The use of incense is also mentioned in the New Testament.

  • Revelation 8:4 “And the smoke of the incense, with the prayers of the Saints, rose before God.
  • Matthew 2:11 “They saw the child with his mother Mary, and they bowed down and worshiped him. Then opening their treasures, they offered him gifts of gold, frankincense, and myrrh.”
  • The gift of frankincense is still offered to Jesus to this day in the holy Mass.

 Incense is used for purification and for blessing.

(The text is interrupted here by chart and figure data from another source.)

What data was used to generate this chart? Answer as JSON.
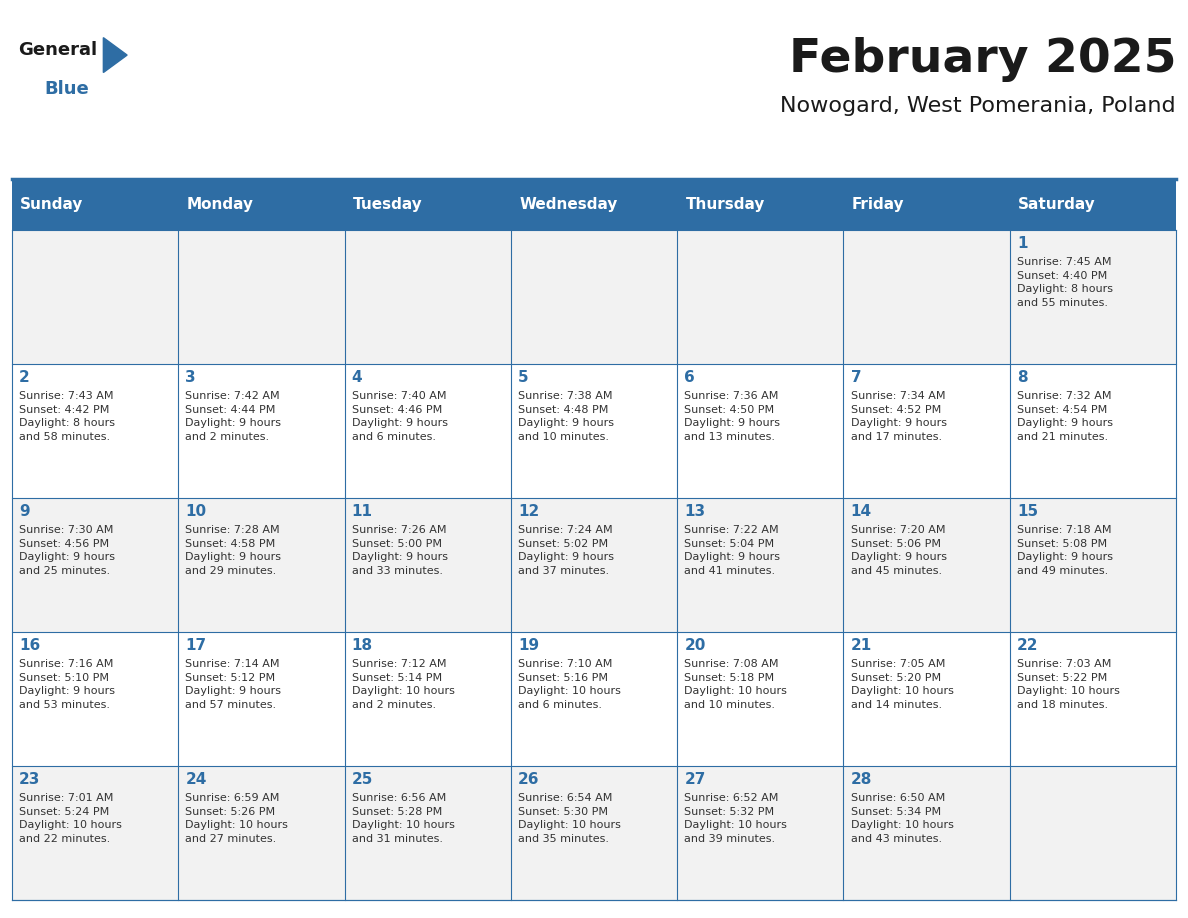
{
  "title": "February 2025",
  "subtitle": "Nowogard, West Pomerania, Poland",
  "header_bg_color": "#2E6DA4",
  "header_text_color": "#FFFFFF",
  "day_names": [
    "Sunday",
    "Monday",
    "Tuesday",
    "Wednesday",
    "Thursday",
    "Friday",
    "Saturday"
  ],
  "row_bg_colors": [
    "#F2F2F2",
    "#FFFFFF"
  ],
  "cell_border_color": "#2E6DA4",
  "title_color": "#1A1A1A",
  "subtitle_color": "#1A1A1A",
  "day_number_color": "#2E6DA4",
  "cell_text_color": "#333333",
  "logo_text_general_color": "#1A1A1A",
  "logo_text_blue_color": "#2E6DA4",
  "weeks": [
    [
      {
        "day": null,
        "info": null
      },
      {
        "day": null,
        "info": null
      },
      {
        "day": null,
        "info": null
      },
      {
        "day": null,
        "info": null
      },
      {
        "day": null,
        "info": null
      },
      {
        "day": null,
        "info": null
      },
      {
        "day": 1,
        "info": "Sunrise: 7:45 AM\nSunset: 4:40 PM\nDaylight: 8 hours\nand 55 minutes."
      }
    ],
    [
      {
        "day": 2,
        "info": "Sunrise: 7:43 AM\nSunset: 4:42 PM\nDaylight: 8 hours\nand 58 minutes."
      },
      {
        "day": 3,
        "info": "Sunrise: 7:42 AM\nSunset: 4:44 PM\nDaylight: 9 hours\nand 2 minutes."
      },
      {
        "day": 4,
        "info": "Sunrise: 7:40 AM\nSunset: 4:46 PM\nDaylight: 9 hours\nand 6 minutes."
      },
      {
        "day": 5,
        "info": "Sunrise: 7:38 AM\nSunset: 4:48 PM\nDaylight: 9 hours\nand 10 minutes."
      },
      {
        "day": 6,
        "info": "Sunrise: 7:36 AM\nSunset: 4:50 PM\nDaylight: 9 hours\nand 13 minutes."
      },
      {
        "day": 7,
        "info": "Sunrise: 7:34 AM\nSunset: 4:52 PM\nDaylight: 9 hours\nand 17 minutes."
      },
      {
        "day": 8,
        "info": "Sunrise: 7:32 AM\nSunset: 4:54 PM\nDaylight: 9 hours\nand 21 minutes."
      }
    ],
    [
      {
        "day": 9,
        "info": "Sunrise: 7:30 AM\nSunset: 4:56 PM\nDaylight: 9 hours\nand 25 minutes."
      },
      {
        "day": 10,
        "info": "Sunrise: 7:28 AM\nSunset: 4:58 PM\nDaylight: 9 hours\nand 29 minutes."
      },
      {
        "day": 11,
        "info": "Sunrise: 7:26 AM\nSunset: 5:00 PM\nDaylight: 9 hours\nand 33 minutes."
      },
      {
        "day": 12,
        "info": "Sunrise: 7:24 AM\nSunset: 5:02 PM\nDaylight: 9 hours\nand 37 minutes."
      },
      {
        "day": 13,
        "info": "Sunrise: 7:22 AM\nSunset: 5:04 PM\nDaylight: 9 hours\nand 41 minutes."
      },
      {
        "day": 14,
        "info": "Sunrise: 7:20 AM\nSunset: 5:06 PM\nDaylight: 9 hours\nand 45 minutes."
      },
      {
        "day": 15,
        "info": "Sunrise: 7:18 AM\nSunset: 5:08 PM\nDaylight: 9 hours\nand 49 minutes."
      }
    ],
    [
      {
        "day": 16,
        "info": "Sunrise: 7:16 AM\nSunset: 5:10 PM\nDaylight: 9 hours\nand 53 minutes."
      },
      {
        "day": 17,
        "info": "Sunrise: 7:14 AM\nSunset: 5:12 PM\nDaylight: 9 hours\nand 57 minutes."
      },
      {
        "day": 18,
        "info": "Sunrise: 7:12 AM\nSunset: 5:14 PM\nDaylight: 10 hours\nand 2 minutes."
      },
      {
        "day": 19,
        "info": "Sunrise: 7:10 AM\nSunset: 5:16 PM\nDaylight: 10 hours\nand 6 minutes."
      },
      {
        "day": 20,
        "info": "Sunrise: 7:08 AM\nSunset: 5:18 PM\nDaylight: 10 hours\nand 10 minutes."
      },
      {
        "day": 21,
        "info": "Sunrise: 7:05 AM\nSunset: 5:20 PM\nDaylight: 10 hours\nand 14 minutes."
      },
      {
        "day": 22,
        "info": "Sunrise: 7:03 AM\nSunset: 5:22 PM\nDaylight: 10 hours\nand 18 minutes."
      }
    ],
    [
      {
        "day": 23,
        "info": "Sunrise: 7:01 AM\nSunset: 5:24 PM\nDaylight: 10 hours\nand 22 minutes."
      },
      {
        "day": 24,
        "info": "Sunrise: 6:59 AM\nSunset: 5:26 PM\nDaylight: 10 hours\nand 27 minutes."
      },
      {
        "day": 25,
        "info": "Sunrise: 6:56 AM\nSunset: 5:28 PM\nDaylight: 10 hours\nand 31 minutes."
      },
      {
        "day": 26,
        "info": "Sunrise: 6:54 AM\nSunset: 5:30 PM\nDaylight: 10 hours\nand 35 minutes."
      },
      {
        "day": 27,
        "info": "Sunrise: 6:52 AM\nSunset: 5:32 PM\nDaylight: 10 hours\nand 39 minutes."
      },
      {
        "day": 28,
        "info": "Sunrise: 6:50 AM\nSunset: 5:34 PM\nDaylight: 10 hours\nand 43 minutes."
      },
      {
        "day": null,
        "info": null
      }
    ]
  ]
}
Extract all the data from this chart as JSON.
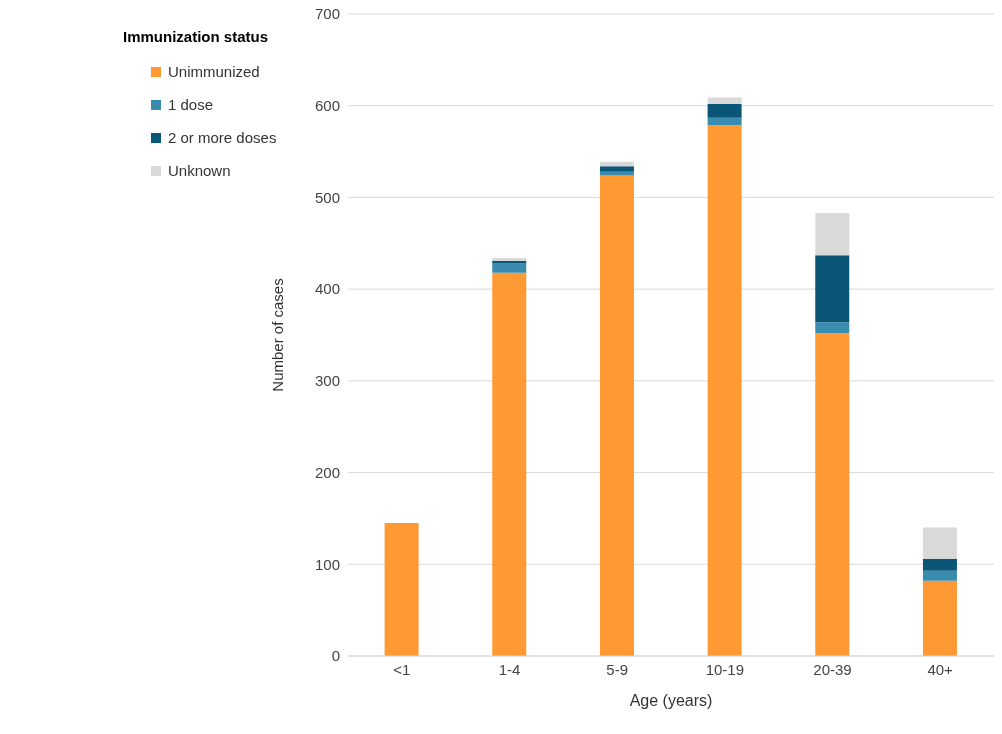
{
  "chart_data": {
    "type": "bar",
    "stacked": true,
    "xlabel": "Age (years)",
    "ylabel": "Number of cases",
    "legend_title": "Immunization status",
    "legend": "top left",
    "grid": "y",
    "categories": [
      "<1",
      "1-4",
      "5-9",
      "10-19",
      "20-39",
      "40+"
    ],
    "series": [
      {
        "name": "Unimmunized",
        "color": "#ff9933",
        "values": [
          145,
          418,
          524,
          579,
          352,
          82
        ]
      },
      {
        "name": "1 dose",
        "color": "#3a8bb0",
        "values": [
          0,
          10,
          4,
          8,
          12,
          11
        ]
      },
      {
        "name": "2 or more doses",
        "color": "#0b5577",
        "values": [
          0,
          3,
          6,
          15,
          73,
          13
        ]
      },
      {
        "name": "Unknown",
        "color": "#d9d9d9",
        "values": [
          0,
          3,
          5,
          7,
          46,
          34
        ]
      }
    ],
    "ylim": [
      0,
      700
    ],
    "yticks": [
      0,
      100,
      200,
      300,
      400,
      500,
      600,
      700
    ]
  }
}
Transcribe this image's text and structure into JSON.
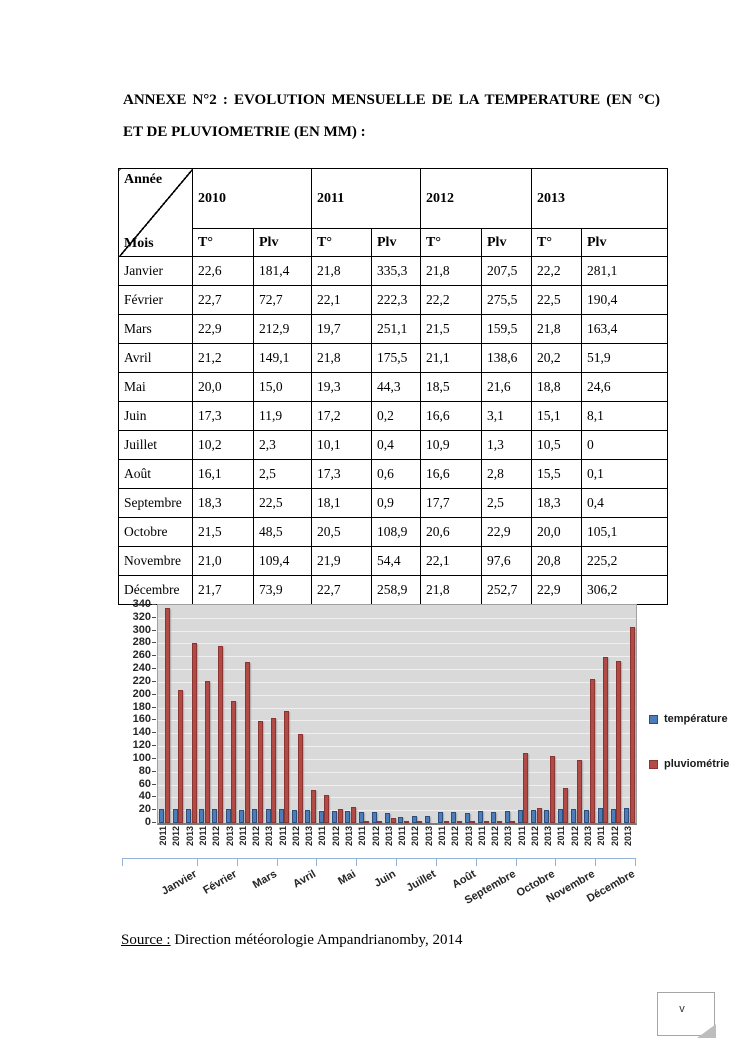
{
  "page": {
    "title_line1": "ANNEXE N°2 : EVOLUTION MENSUELLE DE LA TEMPERATURE (EN °C)",
    "title_line2": "ET DE PLUVIOMETRIE (EN MM) :",
    "source_label": "Source :",
    "source_text": " Direction météorologie Ampandrianomby, 2014",
    "page_marker": "v"
  },
  "table": {
    "corner_top": "Année",
    "corner_bottom": "Mois",
    "years": [
      "2010",
      "2011",
      "2012",
      "2013"
    ],
    "subheaders": [
      "T°",
      "Plv"
    ],
    "rows": [
      {
        "mois": "Janvier",
        "values": [
          "22,6",
          "181,4",
          "21,8",
          "335,3",
          "21,8",
          "207,5",
          "22,2",
          "281,1"
        ]
      },
      {
        "mois": "Février",
        "values": [
          "22,7",
          "72,7",
          "22,1",
          "222,3",
          "22,2",
          "275,5",
          "22,5",
          "190,4"
        ]
      },
      {
        "mois": "Mars",
        "values": [
          "22,9",
          "212,9",
          "19,7",
          "251,1",
          "21,5",
          "159,5",
          "21,8",
          "163,4"
        ]
      },
      {
        "mois": "Avril",
        "values": [
          "21,2",
          "149,1",
          "21,8",
          "175,5",
          "21,1",
          "138,6",
          "20,2",
          "51,9"
        ]
      },
      {
        "mois": "Mai",
        "values": [
          "20,0",
          "15,0",
          "19,3",
          "44,3",
          "18,5",
          "21,6",
          "18,8",
          "24,6"
        ]
      },
      {
        "mois": "Juin",
        "values": [
          "17,3",
          "11,9",
          "17,2",
          "0,2",
          "16,6",
          "3,1",
          "15,1",
          "8,1"
        ]
      },
      {
        "mois": "Juillet",
        "values": [
          "10,2",
          "2,3",
          "10,1",
          "0,4",
          "10,9",
          "1,3",
          "10,5",
          "0"
        ]
      },
      {
        "mois": "Août",
        "values": [
          "16,1",
          "2,5",
          "17,3",
          "0,6",
          "16,6",
          "2,8",
          "15,5",
          "0,1"
        ]
      },
      {
        "mois": "Septembre",
        "values": [
          "18,3",
          "22,5",
          "18,1",
          "0,9",
          "17,7",
          "2,5",
          "18,3",
          "0,4"
        ]
      },
      {
        "mois": "Octobre",
        "values": [
          "21,5",
          "48,5",
          "20,5",
          "108,9",
          "20,6",
          "22,9",
          "20,0",
          "105,1"
        ]
      },
      {
        "mois": "Novembre",
        "values": [
          "21,0",
          "109,4",
          "21,9",
          "54,4",
          "22,1",
          "97,6",
          "20,8",
          "225,2"
        ]
      },
      {
        "mois": "Décembre",
        "values": [
          "21,7",
          "73,9",
          "22,7",
          "258,9",
          "21,8",
          "252,7",
          "22,9",
          "306,2"
        ]
      }
    ]
  },
  "chart_data": {
    "type": "bar",
    "title": "",
    "xlabel": "",
    "ylabel": "",
    "ylim": [
      0,
      340
    ],
    "ytick_step": 20,
    "grid": true,
    "plot_bg": "#d9d9d9",
    "legend_position": "right",
    "categories_months": [
      "Janvier",
      "Février",
      "Mars",
      "Avril",
      "Mai",
      "Juin",
      "Juillet",
      "Août",
      "Septembre",
      "Octobre",
      "Novembre",
      "Décembre"
    ],
    "categories_years": [
      "2011",
      "2012",
      "2013"
    ],
    "series": [
      {
        "name": "température",
        "color": "#4d7cba",
        "border_color": "#2e4d79",
        "values_by_month": [
          [
            21.8,
            21.8,
            22.2
          ],
          [
            22.1,
            22.2,
            22.5
          ],
          [
            19.7,
            21.5,
            21.8
          ],
          [
            21.8,
            21.1,
            20.2
          ],
          [
            19.3,
            18.5,
            18.8
          ],
          [
            17.2,
            16.6,
            15.1
          ],
          [
            10.1,
            10.9,
            10.5
          ],
          [
            17.3,
            16.6,
            15.5
          ],
          [
            18.1,
            17.7,
            18.3
          ],
          [
            20.5,
            20.6,
            20.0
          ],
          [
            21.9,
            22.1,
            20.8
          ],
          [
            22.7,
            21.8,
            22.9
          ]
        ]
      },
      {
        "name": "pluviométrie",
        "color": "#b24b46",
        "border_color": "#8b3532",
        "values_by_month": [
          [
            335.3,
            207.5,
            281.1
          ],
          [
            222.3,
            275.5,
            190.4
          ],
          [
            251.1,
            159.5,
            163.4
          ],
          [
            175.5,
            138.6,
            51.9
          ],
          [
            44.3,
            21.6,
            24.6
          ],
          [
            0.2,
            3.1,
            8.1
          ],
          [
            0.4,
            1.3,
            0
          ],
          [
            0.6,
            2.8,
            0.1
          ],
          [
            0.9,
            2.5,
            0.4
          ],
          [
            108.9,
            22.9,
            105.1
          ],
          [
            54.4,
            97.6,
            225.2
          ],
          [
            258.9,
            252.7,
            306.2
          ]
        ]
      }
    ]
  }
}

  • The priest will incense the altar at the beginning of Mass to visually show the symbolic value of purification and sanctification.
  • The deacon or priest will incense the gospel before reading it to show the importance of the word of God.
  • The priest will incense the bread and wine before they are consecrated becoming the body and blood of Christ truly present on the altar.
  • During the elevation of the Body and Blood of Christ, incense is used to create a mystical veil joining heaven and earth. Incense visually shows our prayers rising up to God but God’s mercy coming down upon us.

The visual imagery of the smoke and smell reminds us of the transcendence of the Mass which links heaven with earth and allows us to enter into the presence of God. The Holy Sacrifice of the Mass transcends space and time, therefore the use of incense helps us to enter into this external reality through the use of our external senses. That is why incense, fragrant to the senses and visually compelling for the heart and mind, is such a powerful liturgical gift.